When they reached the door, Jacinta’s neighbour, Samuel, was there to help. With his help, Dorothy rushed Jacinta to the hospital.  Dorothy paced up and down in the waiting area while Samuel kept looking at his watch at the hospital. After what seemed like forever, the doctor came to inform them that the patient had lost her baby and would need their support. They went to see her. Eyes glistening, Dorothy embraced her cousin.

“I’m sorry I wasn’t there for you,” Dorothy apologized. “I should have come to see you sooner.”

“I am sorry, too. I should have told you what was going on when we spoke on the phone. Maybe this would not have happened. I would not have lost my baby.”

“I am sorry as well,” said Samuel. “I should have been a better neighbour. I didn’t know what you were going through.”

“I am the one to blame,” Jacinta insisted. “Where will I go now?”

“I know just the place,” replied Dorothy.

She told her cousin about a community-based organization, Mombasa Young Mothers, whose aim was to provide a safe space for young mothers and adolescent girls to share their experiences without being victimized, judged, stigmatized, or even discriminated against based on their status. However, in this organization, young mothers and adolescent girls could   find sustainable solutions to their problems.

The organization also worked to prevent and stop sexual violence and abuse against adolescent girls, young mothers, and their children, as well as all forms of gender-based violence, and improve access to and participation in education for adolescent girls and young mothers.

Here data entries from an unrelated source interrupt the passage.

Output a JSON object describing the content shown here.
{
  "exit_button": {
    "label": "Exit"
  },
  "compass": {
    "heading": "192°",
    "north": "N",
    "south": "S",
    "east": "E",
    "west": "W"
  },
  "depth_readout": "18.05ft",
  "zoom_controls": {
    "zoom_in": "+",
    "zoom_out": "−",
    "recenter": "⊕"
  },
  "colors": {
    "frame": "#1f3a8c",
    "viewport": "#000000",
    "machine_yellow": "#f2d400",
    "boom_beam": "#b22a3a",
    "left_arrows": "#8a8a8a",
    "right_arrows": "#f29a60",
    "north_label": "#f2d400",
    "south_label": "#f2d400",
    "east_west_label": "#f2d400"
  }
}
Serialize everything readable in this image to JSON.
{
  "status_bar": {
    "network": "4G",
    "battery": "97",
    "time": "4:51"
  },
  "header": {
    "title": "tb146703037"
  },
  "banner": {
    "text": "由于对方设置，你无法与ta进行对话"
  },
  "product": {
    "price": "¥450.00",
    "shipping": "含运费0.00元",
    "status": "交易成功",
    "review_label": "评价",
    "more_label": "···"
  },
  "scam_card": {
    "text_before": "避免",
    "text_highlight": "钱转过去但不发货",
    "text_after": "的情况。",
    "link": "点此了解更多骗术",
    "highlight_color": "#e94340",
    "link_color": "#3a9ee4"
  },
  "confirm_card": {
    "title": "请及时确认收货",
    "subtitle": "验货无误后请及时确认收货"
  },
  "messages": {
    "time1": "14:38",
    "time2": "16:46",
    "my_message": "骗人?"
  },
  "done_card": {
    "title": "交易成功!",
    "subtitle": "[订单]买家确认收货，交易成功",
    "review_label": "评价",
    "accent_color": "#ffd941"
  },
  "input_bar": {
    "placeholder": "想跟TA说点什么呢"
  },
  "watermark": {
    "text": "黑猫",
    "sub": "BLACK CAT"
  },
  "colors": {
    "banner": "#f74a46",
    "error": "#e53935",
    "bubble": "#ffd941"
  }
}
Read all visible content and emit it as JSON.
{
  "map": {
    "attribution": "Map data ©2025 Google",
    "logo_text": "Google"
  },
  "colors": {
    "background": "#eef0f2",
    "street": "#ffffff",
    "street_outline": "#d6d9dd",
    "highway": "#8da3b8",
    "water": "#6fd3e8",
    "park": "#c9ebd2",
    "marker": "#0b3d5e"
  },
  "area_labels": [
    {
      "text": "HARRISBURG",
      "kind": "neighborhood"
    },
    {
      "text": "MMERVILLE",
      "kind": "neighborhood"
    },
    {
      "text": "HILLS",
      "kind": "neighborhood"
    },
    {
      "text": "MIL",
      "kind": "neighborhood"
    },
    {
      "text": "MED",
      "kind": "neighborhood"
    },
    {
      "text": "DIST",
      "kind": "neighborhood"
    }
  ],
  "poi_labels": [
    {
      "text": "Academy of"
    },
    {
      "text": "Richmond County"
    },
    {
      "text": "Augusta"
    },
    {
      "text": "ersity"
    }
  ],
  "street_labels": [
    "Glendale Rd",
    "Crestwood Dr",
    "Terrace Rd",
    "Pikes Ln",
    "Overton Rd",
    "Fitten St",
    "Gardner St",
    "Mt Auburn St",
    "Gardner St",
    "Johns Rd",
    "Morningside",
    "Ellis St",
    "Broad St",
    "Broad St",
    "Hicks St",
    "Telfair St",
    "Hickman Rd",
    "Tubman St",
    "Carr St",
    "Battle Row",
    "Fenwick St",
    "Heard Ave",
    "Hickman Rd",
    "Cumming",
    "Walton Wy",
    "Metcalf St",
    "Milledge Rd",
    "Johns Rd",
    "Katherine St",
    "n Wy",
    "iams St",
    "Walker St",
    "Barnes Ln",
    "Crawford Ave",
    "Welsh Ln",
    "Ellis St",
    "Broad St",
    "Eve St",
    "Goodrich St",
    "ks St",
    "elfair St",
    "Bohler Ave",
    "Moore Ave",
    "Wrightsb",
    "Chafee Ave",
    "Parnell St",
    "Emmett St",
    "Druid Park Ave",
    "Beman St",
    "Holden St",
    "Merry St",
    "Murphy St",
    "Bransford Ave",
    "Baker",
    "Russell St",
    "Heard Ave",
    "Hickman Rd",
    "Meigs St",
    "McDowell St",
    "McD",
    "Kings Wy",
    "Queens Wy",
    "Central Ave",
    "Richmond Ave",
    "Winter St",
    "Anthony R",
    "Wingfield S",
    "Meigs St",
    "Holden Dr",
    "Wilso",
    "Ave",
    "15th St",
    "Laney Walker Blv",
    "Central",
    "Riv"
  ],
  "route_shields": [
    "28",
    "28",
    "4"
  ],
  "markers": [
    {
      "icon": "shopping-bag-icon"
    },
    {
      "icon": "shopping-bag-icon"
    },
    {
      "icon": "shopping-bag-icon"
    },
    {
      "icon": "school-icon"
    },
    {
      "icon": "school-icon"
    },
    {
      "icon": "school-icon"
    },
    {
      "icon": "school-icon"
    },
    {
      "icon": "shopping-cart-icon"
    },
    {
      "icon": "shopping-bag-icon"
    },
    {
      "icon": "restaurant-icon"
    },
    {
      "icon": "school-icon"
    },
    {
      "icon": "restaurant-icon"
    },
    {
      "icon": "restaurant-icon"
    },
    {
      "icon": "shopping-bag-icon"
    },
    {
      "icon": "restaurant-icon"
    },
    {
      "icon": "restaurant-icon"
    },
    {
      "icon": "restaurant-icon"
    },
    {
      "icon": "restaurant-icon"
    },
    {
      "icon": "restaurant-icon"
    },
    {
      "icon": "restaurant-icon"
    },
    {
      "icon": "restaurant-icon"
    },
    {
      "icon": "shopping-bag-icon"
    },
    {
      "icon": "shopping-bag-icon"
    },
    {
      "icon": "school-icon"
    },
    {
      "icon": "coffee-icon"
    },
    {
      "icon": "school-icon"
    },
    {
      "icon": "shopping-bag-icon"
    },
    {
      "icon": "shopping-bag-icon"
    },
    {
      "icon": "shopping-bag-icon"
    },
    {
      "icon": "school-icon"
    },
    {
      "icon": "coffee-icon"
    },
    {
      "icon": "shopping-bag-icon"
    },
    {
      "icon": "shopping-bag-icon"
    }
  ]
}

“Your dream of finishing your studies will come true,” Dorothy told her with a small smile.

Jacinta smiled back. Was she getting a second chance?

Emily, the founder of the Mombasa Young Mothers Organization, gave Jacinta a warm welcome. She assured her that no one would judge her and that everyone was family there. Jacinta met with several girls of her age who had embraced their new life and were grateful for the opportunity presented to them by the organization. Some were still studying, while others had finished school.

It was not long before Jacinta shared her story with her new family. She had learned to forgive herself and accept what happened to her as it had shaped her into the woman she was becoming. Jacinta realized that by speaking up and unburdening herself, she was able to move past her ordeal. She learned that Matthew had been wrong to demand anything from her and that it was her right to accept or refuse his demands. With organization’s help, Jacinta reported Matthew, who got arrested. Then Jacinta resumed her studies without any fear of being judged or ridiculed. She studied hard, thankful for the second chance. She was active during guidance and counselling sessions in school, offering to educate her schoolmates on the importance of fighting for their rights.

“Finally, I am home,” she murmured happily. “All thanks to Mombasa Young Mothers Organization.”